This post will be updated as I find out interesting tidbits while working with my pfSense. Usually this will be getting something in the house to work as expected with out opening up the firewall to everything.

Amazon Shopping App

UPDATE: The solution listed below no longer works.

The Amazon Shopping App on Android calls out to some Amazon ad services that when blocked, result in an unusable app.

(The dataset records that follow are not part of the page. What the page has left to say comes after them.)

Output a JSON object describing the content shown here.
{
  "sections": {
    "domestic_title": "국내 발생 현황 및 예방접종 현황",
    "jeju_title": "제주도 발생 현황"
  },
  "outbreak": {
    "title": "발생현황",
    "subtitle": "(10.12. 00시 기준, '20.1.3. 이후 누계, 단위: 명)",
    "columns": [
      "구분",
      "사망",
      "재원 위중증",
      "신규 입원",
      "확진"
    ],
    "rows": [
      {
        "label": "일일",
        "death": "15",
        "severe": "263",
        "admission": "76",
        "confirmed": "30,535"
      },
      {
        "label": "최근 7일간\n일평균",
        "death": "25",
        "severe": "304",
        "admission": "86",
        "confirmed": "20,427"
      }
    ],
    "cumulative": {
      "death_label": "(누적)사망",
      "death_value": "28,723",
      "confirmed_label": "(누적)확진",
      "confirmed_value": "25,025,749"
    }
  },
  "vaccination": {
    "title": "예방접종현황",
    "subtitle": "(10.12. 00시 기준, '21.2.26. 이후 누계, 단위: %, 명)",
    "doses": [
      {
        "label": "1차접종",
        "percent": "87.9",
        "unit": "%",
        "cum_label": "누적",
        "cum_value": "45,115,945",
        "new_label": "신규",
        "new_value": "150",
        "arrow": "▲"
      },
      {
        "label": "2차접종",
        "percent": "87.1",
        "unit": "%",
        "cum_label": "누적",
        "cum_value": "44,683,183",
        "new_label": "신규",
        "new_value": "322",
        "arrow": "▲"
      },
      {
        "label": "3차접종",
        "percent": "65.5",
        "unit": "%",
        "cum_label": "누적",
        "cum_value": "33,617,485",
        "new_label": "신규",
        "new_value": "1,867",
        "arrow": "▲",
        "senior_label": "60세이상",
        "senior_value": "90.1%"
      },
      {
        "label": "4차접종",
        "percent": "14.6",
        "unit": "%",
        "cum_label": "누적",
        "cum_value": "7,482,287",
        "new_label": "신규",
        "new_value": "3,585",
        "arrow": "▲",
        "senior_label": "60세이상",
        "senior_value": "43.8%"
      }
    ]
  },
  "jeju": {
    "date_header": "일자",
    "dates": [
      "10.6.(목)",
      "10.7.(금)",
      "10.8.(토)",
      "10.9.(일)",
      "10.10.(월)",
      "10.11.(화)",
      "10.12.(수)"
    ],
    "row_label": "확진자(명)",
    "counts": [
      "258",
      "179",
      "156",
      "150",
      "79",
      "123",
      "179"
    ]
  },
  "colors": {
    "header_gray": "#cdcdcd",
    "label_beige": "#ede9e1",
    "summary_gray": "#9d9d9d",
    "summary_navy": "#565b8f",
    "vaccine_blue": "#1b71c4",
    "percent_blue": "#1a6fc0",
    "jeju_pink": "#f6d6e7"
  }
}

DNSBL Reject HTTPS,Jan 06 10:30:52,s.amazon-adsystem.com
DNSBL Reject HTTPS,Jan 06 10:30:52,mads.amazon-adsystem.com
DNSBL Reject HTTPS,Jan 06 10:31:00,s.amazon-adsystem.com
DNSBL Reject HTTPS,Jan 06 10:31:00,mads.amazon-adsystem.com
DNSBL Reject HTTPS,Jan 06 10:31:01,aax-us-east.amazon-adsystem.com
DNSBL Reject HTTPS,Jan 06 10:31:01,aax-us-east.amazon-adsystem.com
DNSBL Reject HTTPS,Jan 06 10:31:01,aax-us-east.amazon-adsystem.com
DNSBL Reject HTTPS,Jan 06 10:31:02,aax-us-east.amazon-adsystem.com
DNSBL Reject HTTPS,Jan 06 10:31:03,s.amazon-adsystem.com
DNSBL Reject HTTPS,Jan 06 10:31:03,mads.amazon-adsystem.com
DNSBL Reject HTTPS,Jan 06 10:31:03,aax-us-east.amazon-adsystem.com
DNSBL Reject HTTPS,Jan 06 10:31:03,aax-us-east.amazon-adsystem.com
DNSBL Reject HTTPS,Jan 06 10:31:03,aax-us-east.amazon-adsystem.com
DNSBL Reject HTTPS,Jan 06 10:31:04,aax-us-east.amazon-adsystem.com
DNSBL Reject HTTPS,Jan 06 10:31:58,www.googleadservices.com
DNSBL Reject HTTPS,Jan 06 10:32:00,s.amazon-adsystem.com
DNSBL Reject HTTPS,Jan 06 10:32:15,device-metrics-us-2.amazon.com
DNSBL Reject HTTPS,Jan 06 10:32:15,device-metrics-us-2.amazon.com
DNSBL Reject HTTPS,Jan 06 10:32:15,device-metrics-us-2.amazon.com
DNSBL Reject HTTPS,Jan 06 10:32:15,device-metrics-us-2.amazon.com
DNSBL Reject HTTPS,Jan 06 10:32:15,device-metrics-us-2.amazon.com
DNSBL Reject HTTPS,Jan 06 10:32:15,device-metrics-us-2.amazon.com

To circumvent this issue, you have to turn off personalized ads on a per browser basis. To do this in the app go to the menu --> Your Account --> Advertising Preferences (third from bottom) --> select the appropriate option.

UPDATE: This no longer seems to work.

Google Messages App

Recently got a new Google Pixel 3 XL.  But the Messenger app had some issues.  It implements RCS (think iMessage) which allows for web access to your messages.  With my firewall configuration, this did not work out of the box.

1) I had to enable IPv6. Not a huge issue there.

2) RCS communicates to 64.9.241.175 on port 5061 it appears.  So this rule had to be created.

3) To use the GIF functionality in Messenger, the app checks internet connectivity on port 53 to Google's DNS . (8.8.8.8).  Even though I was connected to the internet, since I blocked this traffic, the app continually said I was offline.  With a pass rule for this traffic, everything works fine.

Nest

To get my Nest working I had to do some firewall log deep diving to find what my issue was.  

The Nest pairing process worked fine and the thermostat itself showed as connected. However, the web dashboard and phone app both showed the device as offline, which prevented me from being able to do any configuration away from the thermostat itself.

Turns out that the nest needs to communicate on port 9543.  Adding an allow rule for that destination from the thermostat almost immediately made the device show as online in the app. Now I just need to narrow down the IP space if possible.

Nintendo Online Multiplayer

Nintendo Switch - Needs static port on its outbound NAT
At least with the one online multiplayer game I have used so far (Fast RMX) the only requirement for Nintendo Switch online multiplayer is static port outbound NAT. It did not appear to require UPnP, but it’s safer to enable that in case another game need...

Amazon Kindle

You will not be able to use your Kindle or Kindle Services if device-metrics-us.amazon.com is blocked. I have this domain blocked by pfBlockerNG and it was causing all sorts of issues with registering a device and getting content.